Mapping By Sequencing and RNA-Seq in Upland Cotton (Gossypium hirsutum) Line MD52ne Identifies Candidate Genes for Fiber Strength and Quality

Fiber strength, length, maturity and fineness determine the market value of cotton and the quality of spun yarn. Cotton fiber strength has been recognized as a critical quality in the modern textile industry.

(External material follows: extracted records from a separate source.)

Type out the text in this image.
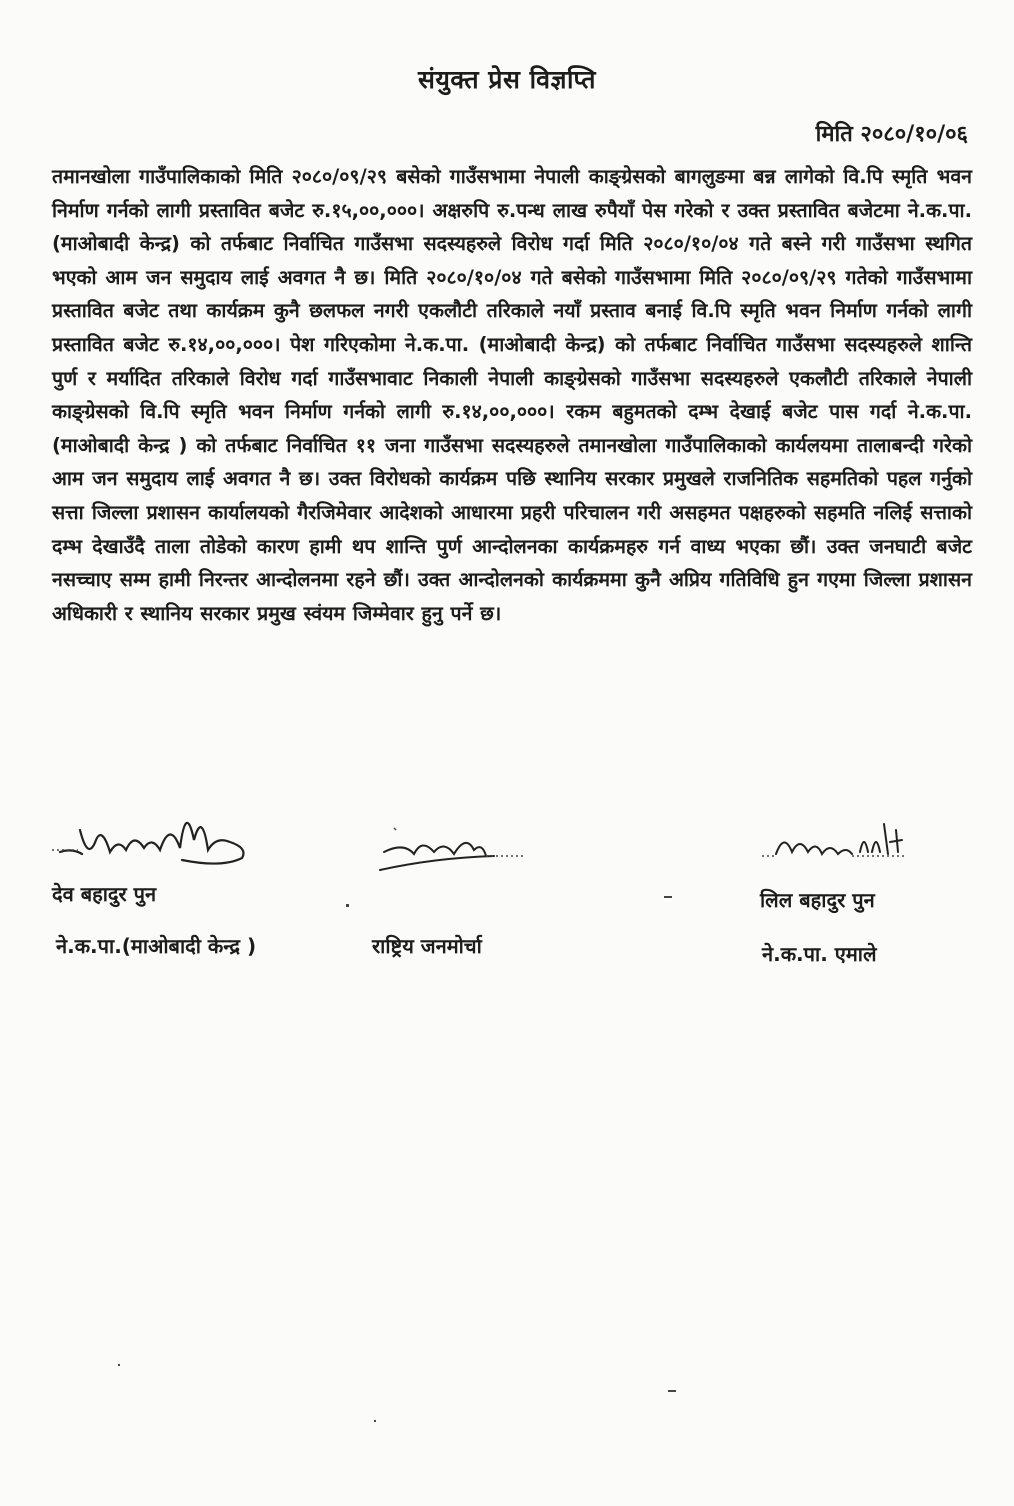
संयुक्त प्रेस विज्ञप्ति
मिति २०८०/१०/०६
तमानखोला गाउँपालिकाको मिति २०८०/०९/२९ बसेको गाउँसभामा नेपाली काङ्ग्रेसको बागलुङमा बन्न लागेको वि.पि स्मृति भवन निर्माण गर्नको लागी प्रस्तावित बजेट रु.१५,००,०००। अक्षरुपि रु.पन्ध लाख रुपैयाँ पेस गरेको र उक्त प्रस्तावित बजेटमा ने.क.पा. (माओबादी केन्द्र) को तर्फबाट निर्वाचित गाउँसभा सदस्यहरुले विरोध गर्दा मिति २०८०/१०/०४ गते बस्ने गरी गाउँसभा स्थगित भएको आम जन समुदाय लाई अवगत नै छ। मिति २०८०/१०/०४ गते बसेको गाउँसभामा मिति २०८०/०९/२९ गतेको गाउँसभामा प्रस्तावित बजेट तथा कार्यक्रम कुनै छलफल नगरी एकलौटी तरिकाले नयाँ प्रस्ताव बनाई वि.पि स्मृति भवन निर्माण गर्नको लागी प्रस्तावित बजेट रु.१४,००,०००। पेश गरिएकोमा ने.क.पा. (माओबादी केन्द्र) को तर्फबाट निर्वाचित गाउँसभा सदस्यहरुले शान्ति पुर्ण र मर्यादित तरिकाले विरोध गर्दा गाउँसभावाट निकाली नेपाली काङ्ग्रेसको गाउँसभा सदस्यहरुले एकलौटी तरिकाले नेपाली काङ्ग्रेसको वि.पि स्मृति भवन निर्माण गर्नको लागी रु.१४,००,०००। रकम बहुमतको दम्भ देखाई बजेट पास गर्दा ने.क.पा. (माओबादी केन्द्र ) को तर्फबाट निर्वाचित ११ जना गाउँसभा सदस्यहरुले तमानखोला गाउँपालिकाको कार्यलयमा तालाबन्दी गरेको आम जन समुदाय लाई अवगत नै छ। उक्त विरोधको कार्यक्रम पछि स्थानिय सरकार प्रमुखले राजनितिक सहमतिको पहल गर्नुको सत्ता जिल्ला प्रशासन कार्यालयको गैरजिमेवार आदेशको आधारमा प्रहरी परिचालन गरी असहमत पक्षहरुको सहमति नलिई सत्ताको दम्भ देखाउँदै ताला तोडेको कारण हामी थप शान्ति पुर्ण आन्दोलनका कार्यक्रमहरु गर्न वाध्य भएका छौं। उक्त जनघाटी बजेट नसच्चाए सम्म हामी निरन्तर आन्दोलनमा रहने छौं। उक्त आन्दोलनको कार्यक्रममा कुनै अप्रिय गतिविधि हुन गएमा जिल्ला प्रशासन अधिकारी र स्थानिय सरकार प्रमुख स्वंयम जिम्मेवार हुनु पर्ने छ।
देव बहादुर पुन
ने.क.पा.(माओबादी केन्द्र )	राष्ट्रिय जनमोर्चा
लिल बहादुर पुन
ने.क.पा. एमाले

Fine mapping along with quantitative trait loci (QTL) validation and candidate gene prediction can uncover the genetic and molecular basis of fiber quality traits. Four QTLs (qBFS-c3, qSFI-c14, qUHML-c14 and qUHML-c24) related to bundle fiber strength, short fiber index and fiber length were validated on upland cotton Chrs. 3, 14 and 24, respectively using an advanced generation (F_2:3) that originated from the cross MD90ne × MD52ne. A group of 27 novel single nucleotide polymorphic (SNP) markers generated from Mapping-by-Sequencing (MBS) were placed on QTL regions to improve and validate earlier maps. Our refined QTL regions spanned 4.4, 1.8 and 3.7 Mb of physical distance in the Gossypium raimondii reference genome. We performed RNA-seq on 15 and 20 days post-anthesis (DPA) fiber cells from MD52ne and MD90ne and aligned reads to the G. raimondii genome. The QTL regions contained 21 significantly differentially expressed genes between the two near isogenic lines (NILs) which were treated as candidates for the fiber traits. We then identified mapped SNPs that result in non-synonymous substitutions to amino acid sequences of annotated genes. Taken together, transcriptome and amino acid mutation analysis indicate that receptor like kinase pathway genes are candidates for superior fiber strength and length in MD52ne. MBS along with RNA-seq demonstrated a powerful strategy to elucidate candidate genes for the QTLs that control complex traits in a complex genome.